- Europe’s hydro and nuclear output is declining, leading to mopre energy troubles.
- Renewables are struggling to fill the gap as wind and solar output increase.
- The EU may require increased LNG imports from the US to meet energy demands.
Last year, Europe was on the brink of an energy breakdown as Russian gas flows dried up and most of Europe doubled down on renewable energy.
The renewable energy bet paid off, in a way. Solar and wind electricity generation in Europe hit a record in 2022. In fact, for the first time in history, wind and solar together produced more electricity than natural gas-fired power plants.
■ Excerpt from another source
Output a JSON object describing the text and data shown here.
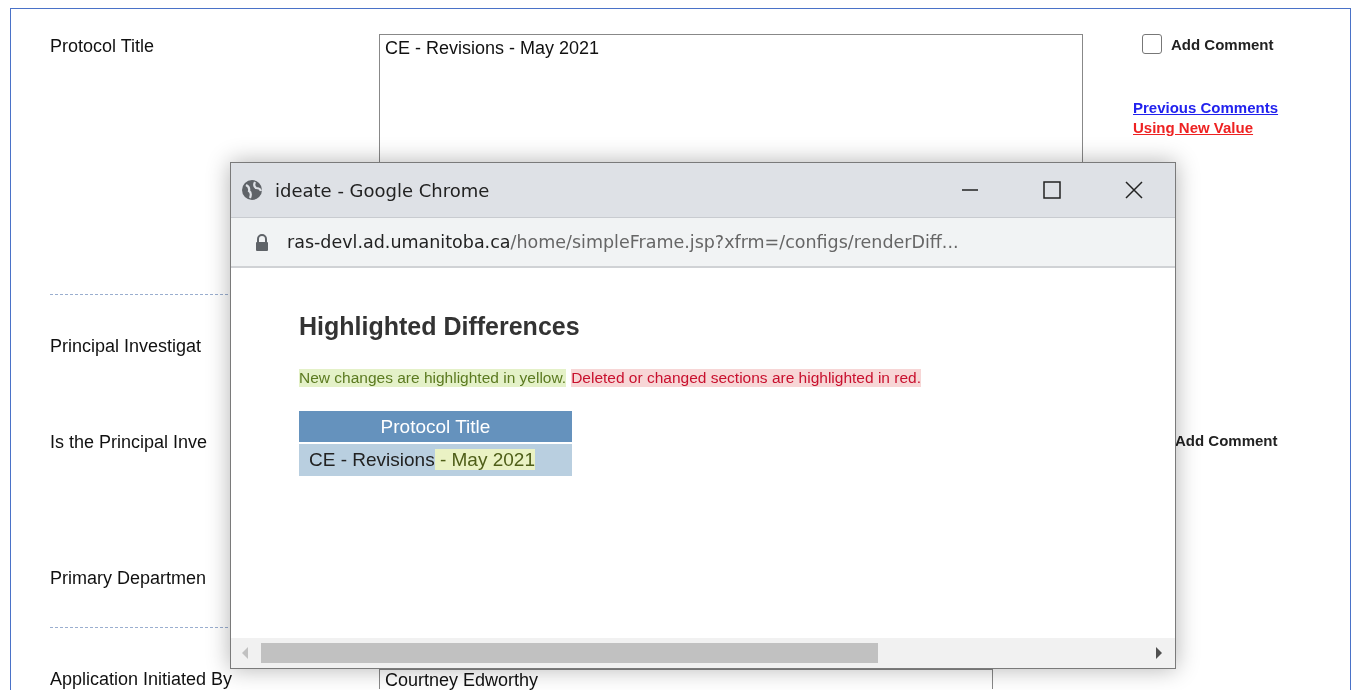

There was just one problem with that. Lower hydro and nuclear output more than wiped out the significance of that record output.
Droughts were severe in Europe last year. They threatened major trade routes such as the Rhein in Germany and the Po in Italy. And they also caused severe declines in hydropower electricity output. For example, in Spain, hydropower output dropped by almost half because of the droughts. All this might repeat this year as well.
Meanwhile, nuclear wasn’t doing so swell, either. France suddenly found that years of underinvestment in maintenance would have consequences: emergency reactor shutdowns for repairs and maintenance.
The problems cost EDF a massive annual loss of $19 billion as half of its reactors had to be shut down for maintenance. Most blamed the pandemic, but nuclear experts such as Mark Nelson saw the roots of the problem much further into the past when France decided to bet on renewables over nuclear.